Genital bleeding is a common complaint in the pediatric population. Data on the incidence is hard to find because most cases are taken care of as outpatients and statistics aren't available. Although most cases are not serious, it usually causes parental anxiety and prompt evaluation is recommended and warranted.
Important Questions to Ask in Your History
- Has there been any history of trauma?
- Are there any indications of possible sexual abuse or molestation?
- Has there been any discharge, foul smell, or dysuria?
- Does the child grab at her genitals or scratch all the time?
- Does the child take any medications or use bubble bath?
- Are there any signs or symptoms of precocious puberty?
Causes of Vaginal Bleeding
- Trauma- Straddle injuries and falls off a bicycle are common. Vulvar trauma can cause significant bleeding due to the high vascularity and loose subcutaneous tissue of the area, as well as the absence of labial fat pads that protect the vulvar area of adult women. The extent of injury can be determined by inspecting the vulvovaginal area. Unintentional straddle injuries are typically superficial and involve the anterior portion of the genitalia (mons, clitoral hood, and labia minora anterior or lateral to the hymen); an injury to the hymen or posterior fourchette is less common and should raise concern for possible abuse. Once bleeding has stopped after accidental trauma, reassurance and suggestions for local care with sitz baths or ice packs are all that is necessary. You also must make sure that there are no penetrating injuries that would require referral to a gynecologist or pediatric surgeon for possible repair.
- Sexual Abuse- May be accompanied by a vague/inconsistent history or an inappropriate lapse of time before the child comes to be evaluated. Physical examination may demonstrate findings of abuse, such as tears in the hymen or posterior fourchette; however, it is important to note that a majority of victims of sexual abuse will not show abnormalities on physical exam.
- Pruritus- Scratching may lead to breaks in the skin and cause bleeding. Causes include pinworms, atopic dermatitis, contact dermatitis, tight undergarments, wet bathing suits, and bites.
- Foreign Bodies- The most common foreign body in the vaginal canal is toilet paper. Most objects can be removed in the office with a swab or with warm water irrigation after applying a topical anesthetic agent like xylocaine jelly to the introitus. If the foreign body is large or cannot be removed with irrigation, special instruments and sedation/anesthesia may be necessary. Foreign bodies are often (but not always) associated with foul smelling discharge that will disappear after removal.

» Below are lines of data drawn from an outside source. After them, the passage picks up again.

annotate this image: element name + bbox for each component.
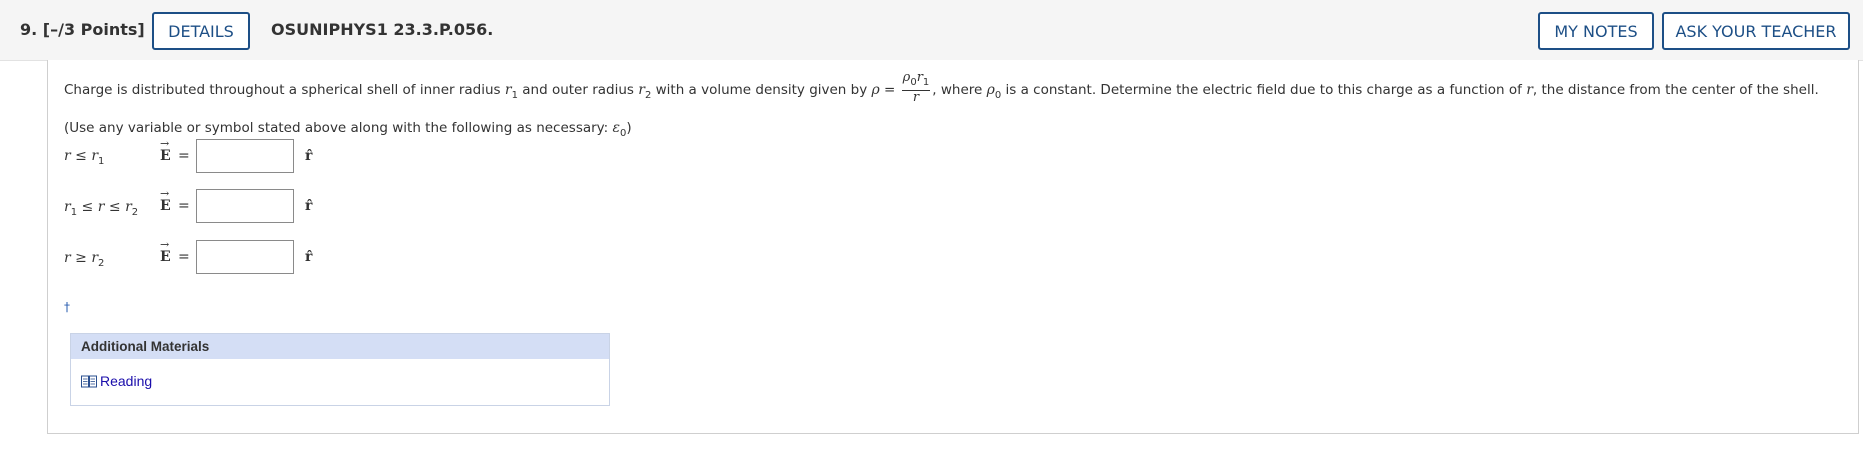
question-number: 9. [–/3 Points]: [20, 20, 145, 39]
details-button[interactable]: DETAILS: [152, 12, 250, 50]
equals-sign: =: [178, 249, 190, 265]
additional-materials-box: Additional Materials Reading: [70, 333, 610, 406]
question-id: OSUNIPHYS1 23.3.P.056.: [271, 20, 494, 39]
condition-label-1: r ≤ r1: [64, 148, 105, 167]
reading-link-label[interactable]: Reading: [100, 373, 152, 389]
additional-materials-title: Additional Materials: [71, 334, 609, 359]
equals-sign: =: [178, 148, 190, 164]
answer-input-1[interactable]: [196, 139, 294, 173]
question-prompt: Charge is distributed throughout a spher…: [64, 70, 1819, 140]
condition-label-2: r1 ≤ r ≤ r2: [64, 199, 139, 218]
e-field-symbol: → E: [160, 137, 171, 164]
answer-input-2[interactable]: [196, 189, 294, 223]
unit-vector-r-hat: r̂: [305, 148, 313, 164]
e-field-symbol: → E: [160, 238, 171, 265]
question-header: 9. [–/3 Points] DETAILS OSUNIPHYS1 23.3.…: [0, 0, 1863, 61]
my-notes-button[interactable]: MY NOTES: [1538, 12, 1654, 50]
unit-vector-r-hat: r̂: [305, 198, 313, 214]
answer-input-3[interactable]: [196, 240, 294, 274]
unit-vector-r-hat: r̂: [305, 249, 313, 265]
e-field-symbol: → E: [160, 187, 171, 214]
points-label: [–/3 Points]: [42, 20, 145, 39]
reading-link[interactable]: Reading: [81, 373, 152, 389]
book-icon: [81, 375, 97, 387]
density-fraction: ρ0r1 r: [901, 70, 931, 105]
ask-your-teacher-button[interactable]: ASK YOUR TEACHER: [1662, 12, 1850, 50]
equals-sign: =: [178, 198, 190, 214]
footnote-dagger-link[interactable]: †: [64, 300, 70, 314]
condition-label-3: r ≥ r2: [64, 250, 105, 269]
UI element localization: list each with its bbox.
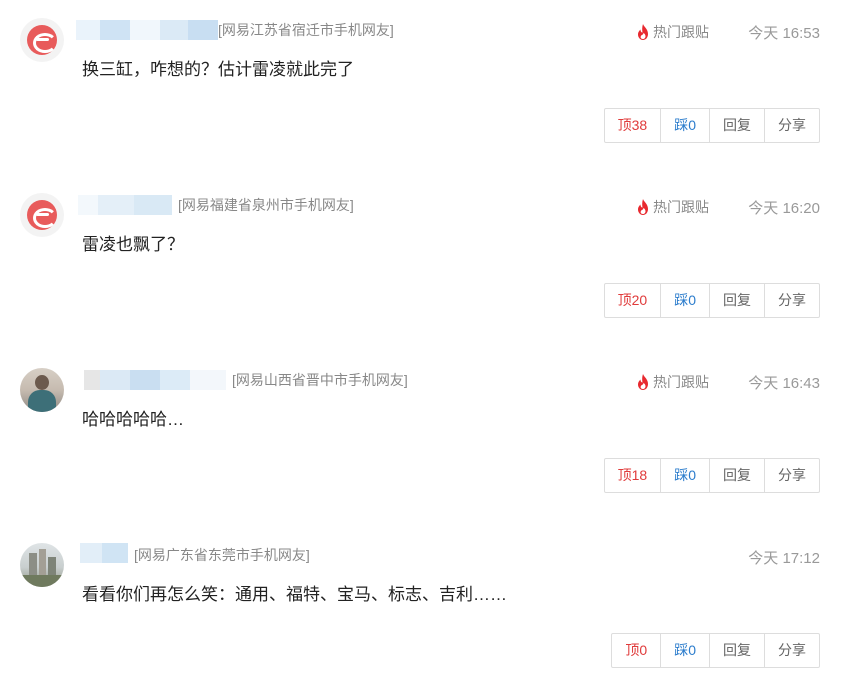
user-location: [网易江苏省宿迁市手机网友] bbox=[218, 22, 394, 38]
hot-follow-label: 热门跟贴 bbox=[653, 199, 709, 215]
comment-actions: 顶18 踩0 回复 分享 bbox=[603, 458, 820, 493]
upvote-button[interactable]: 顶38 bbox=[605, 109, 661, 142]
share-button[interactable]: 分享 bbox=[764, 284, 819, 317]
flame-icon bbox=[638, 199, 648, 215]
user-avatar[interactable] bbox=[20, 193, 64, 237]
hot-follow-badge: 热门跟贴 bbox=[636, 197, 709, 217]
comment-content: 雷凌也飘了？ bbox=[82, 235, 184, 254]
comment-content: 哈哈哈哈哈… bbox=[82, 410, 184, 429]
hot-follow-badge: 热门跟贴 bbox=[636, 372, 709, 392]
comment-actions: 顶38 踩0 回复 分享 bbox=[603, 108, 820, 143]
comment-content: 看看你们再怎么笑：通用、福特、宝马、标志、吉利…… bbox=[82, 585, 507, 604]
avatar-head bbox=[35, 375, 49, 390]
username-blurred[interactable] bbox=[76, 20, 218, 40]
netease-logo-icon bbox=[27, 25, 57, 55]
reply-button[interactable]: 回复 bbox=[709, 634, 764, 667]
downvote-button[interactable]: 踩0 bbox=[660, 459, 709, 492]
downvote-button[interactable]: 踩0 bbox=[660, 109, 709, 142]
comment-time: 今天 17:12 bbox=[748, 550, 820, 567]
reply-button[interactable]: 回复 bbox=[709, 284, 764, 317]
hot-follow-label: 热门跟贴 bbox=[653, 24, 709, 40]
upvote-button[interactable]: 顶18 bbox=[605, 459, 661, 492]
downvote-button[interactable]: 踩0 bbox=[660, 284, 709, 317]
hot-follow-badge: 热门跟贴 bbox=[636, 22, 709, 42]
avatar-body bbox=[28, 390, 56, 412]
comment-content: 换三缸，咋想的？估计雷凌就此完了 bbox=[82, 60, 354, 79]
comment-item: [网易江苏省宿迁市手机网友] 热门跟贴 今天 16:53 换三缸，咋想的？估计雷… bbox=[0, 0, 858, 175]
comment-time: 今天 16:20 bbox=[748, 200, 820, 217]
comment-item: [网易广东省东莞市手机网友] 今天 17:12 看看你们再怎么笑：通用、福特、宝… bbox=[0, 525, 858, 677]
share-button[interactable]: 分享 bbox=[764, 634, 819, 667]
user-location: [网易广东省东莞市手机网友] bbox=[134, 547, 310, 563]
comment-item: [网易山西省晋中市手机网友] 热门跟贴 今天 16:43 哈哈哈哈哈… 顶18 … bbox=[0, 350, 858, 525]
comment-actions: 顶0 踩0 回复 分享 bbox=[611, 633, 820, 668]
comment-time: 今天 16:43 bbox=[748, 375, 820, 392]
hot-follow-label: 热门跟贴 bbox=[653, 374, 709, 390]
user-location: [网易福建省泉州市手机网友] bbox=[178, 197, 354, 213]
downvote-button[interactable]: 踩0 bbox=[660, 634, 709, 667]
user-avatar[interactable] bbox=[20, 543, 64, 587]
share-button[interactable]: 分享 bbox=[764, 459, 819, 492]
username-blurred[interactable] bbox=[84, 370, 226, 390]
user-location: [网易山西省晋中市手机网友] bbox=[232, 372, 408, 388]
comment-actions: 顶20 踩0 回复 分享 bbox=[603, 283, 820, 318]
reply-button[interactable]: 回复 bbox=[709, 459, 764, 492]
comment-item: [网易福建省泉州市手机网友] 热门跟贴 今天 16:20 雷凌也飘了？ 顶20 … bbox=[0, 175, 858, 350]
share-button[interactable]: 分享 bbox=[764, 109, 819, 142]
flame-icon bbox=[638, 374, 648, 390]
avatar-ground bbox=[20, 575, 64, 587]
user-avatar[interactable] bbox=[20, 18, 64, 62]
username-blurred[interactable] bbox=[78, 195, 172, 215]
comment-time: 今天 16:53 bbox=[748, 25, 820, 42]
upvote-button[interactable]: 顶20 bbox=[605, 284, 661, 317]
user-avatar[interactable] bbox=[20, 368, 64, 412]
flame-icon bbox=[638, 24, 648, 40]
netease-logo-icon bbox=[27, 200, 57, 230]
username-blurred[interactable] bbox=[80, 543, 128, 563]
reply-button[interactable]: 回复 bbox=[709, 109, 764, 142]
upvote-button[interactable]: 顶0 bbox=[612, 634, 660, 667]
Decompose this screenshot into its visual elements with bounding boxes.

Suspect a foreign body if there are WBCs in the urine but a negative urine culture.
- Vulvovaginitis- The vulvar tissue of prepubertal girls is hypoestrogenic and atrophic, resulting in increased susceptibility to infection and irritation.
- Hemangiomas- May be suspicious if there are hemangiomas in other parts of the body
- Tumors- Benign polyps may protrude from the vagina and cause bleeding. There are rare malignancies associated with bleeding including sarcoma botyroides (a type of embryonal rhabdomyosarcoma that may occur in the vaginas of girls < 8 years old). Daughters of mothers who took DES are at risk for vaginal/cervical cancers that may present with bleeding. Evidence of these rare malignancies may sometimes be found by noninvasive tests (such as CT scans), or may require more complicated techniques such as vaginal exam under anesthesia, vaginoscopy, and cystoscopy.
- Rectal bleeding- May be confused with vaginal bleeding. Anal fissures are often not recognized by the parents and the presence of blood on diaper may be confusing
- Urethral Prolapse- Characterized by a circular eversion of the mucosa at the distal end of the urethra that may present as vaginal bleeding, dysuria, and/or difficulty with urination.
- Neonatal withdrawal bleeding- Female neonates may present soon after birth with a mini-period, a normal response of the infant’s endometrium to the loss of maternal estrogen present in utero. This most commonly occurs during the 2nd or 3rd week of life and lasts only a couple of days. Parental reassurance is appropriate.
- Urate crystals- These urine crystals may be confused with bleeding from the vagina. The diaper appears pink.
- Precocious Puberty- With true precocious puberty, there will be a growth spurt, advanced bone age, thelarche, and adrenarche prior to vaginal bleeding. True (idiopathic) precocious puberty is due to early activation of the hypothalamic-pituitary-gonadal axis. Important considerations include potential compromise of adult height due to premature closure of the epiphyseal plates and possible social implications of developing secondary sex characteristics at an extremely young age.
- Prepubertal Menarche- After careful evaluation including ultrasound, examination under anesthesia, and laboratory investigation, no abnormalities are found. Unlike precocious puberty, other features of puberty are not present along with the premature bleeding. These children will go on to normal puberty.